32. Vol de nuit.
Comment peut-on habiter Ashland ? Terre et Cendre. Comment peut-on abandonner Paris, France, à vingt ans, pour acheter sans un dollar en poche un garage à Terre et Cendre ? Au bout du bout du monde. Epouser une belle américaine du fond de l’Oklahoma et vivre ensemble trente années, quarante années, et plus si affinités, à Terre et Cendre ? Mes cousins m’étonneront toujours.
Ils ont tous eu des vies d’acrobates, ma ribambelle de cousins, et moi le popote de service je les regarde éberlué et jaloux. Ils sont à Bratislava, à Crema ou à Palerme, ils perchent sur le K2 ou en Antarctique. Au fond, le plus exotique de la bande des trente c’est moi, au bord de mon avenue de banlieue.
Ce soir, j’ai rendez-vous avec mes cousins de Terre et Cendre, au bout des six cents kilomètres du jour. Comme pour me faire oublier la route écrasée de lumière, la nuit survient au bas de la forêt qu’il restait à traverser et du col qu’il restait à franchir. Il faut finir l’étape à tâtons, sans rien voir de ces merveilles montagneuses qu’on nous avait décrites et qui consolent le voyageur assoiffé juste échappé du désert. Des arbres, une tranchée d’arbres dans le halo des phares qui serpente et monte dans l’heure tardive. Vous en voulez en voici des lieux communs de route de nuit, le staccato de la ligne médiane, les éclats brusques des panneaux réfléchissants, le ronronnement studieux du moteur, le silence de l’habitacle, ‘Aliénor qui dort et moi qui le voudrais, et la faim.
Quoi ? A neuf heures du soir, après le sandwiche de Visage Mangé de midi, nous avions bien le droit d’avoir faim, non ? Certes, ce n’est pas la faim des errances héroïques, des records historiques, des migrances pathétiques, mais c’est une petite faim de conducteur probablement un peu trop ambitieux sur la distance. Et parfois imprévoyant. Les yeux plus grands que le ventre, et voilà le ventre qui grandit.

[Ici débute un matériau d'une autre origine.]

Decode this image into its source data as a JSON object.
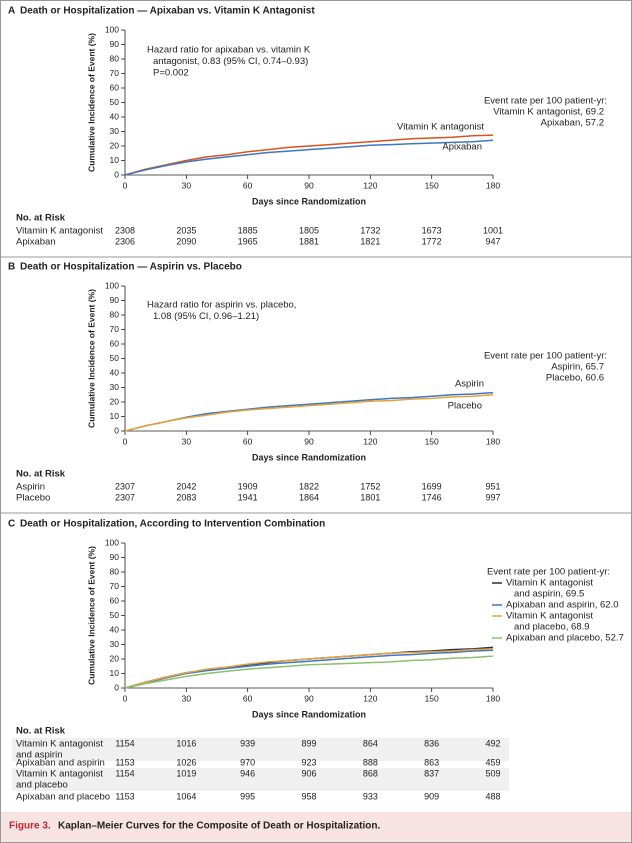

La belle glacière toute neuve du matin était vide. Voilà c’est tout, amateurs de grandes aventures en technicolor, passez votre chemin, mon petit creux n’est pas digne de vous.
La vraie fautive est la route. On n’a pas idée de transformer un petit trait de carte en cent bornes de banalité forestière et nocturne. Et moi qui me traîne de crainte d’un grand animal, ils viennent toujours s’éblouir dans votre capot et ce sera votre faute, alors piano, piano, affamo, même pas possible de gagner du temps sur le sommeil et l’appétit. La soupe des cousins peut refroidir nous n’arriverons pas avant minuit. Nous aurions dû nous arrêter à Klamath Falls, ils ne nous attendaient plus et d’ailleurs ils n’avaient pas préparé de soupe. Ils savaient que nous ne réussirions pas le trajet depuis Boise d’une traite, ignorant pourtant la circonstance aggravante de la coiffeuse. Ils connaissent mieux qu’un parisien faraud les pièges de l’immensité du lieu, ils le savaient que nous n’arriverions que le lendemain, pour déjeuner.
Ils en ont été pour leurs frais, leurs prédictions de malheur et
leur soupière vide, à minuit tapante nous les avons réveillés en fanfare. Un
parisien peut bien traverser le ciel immense.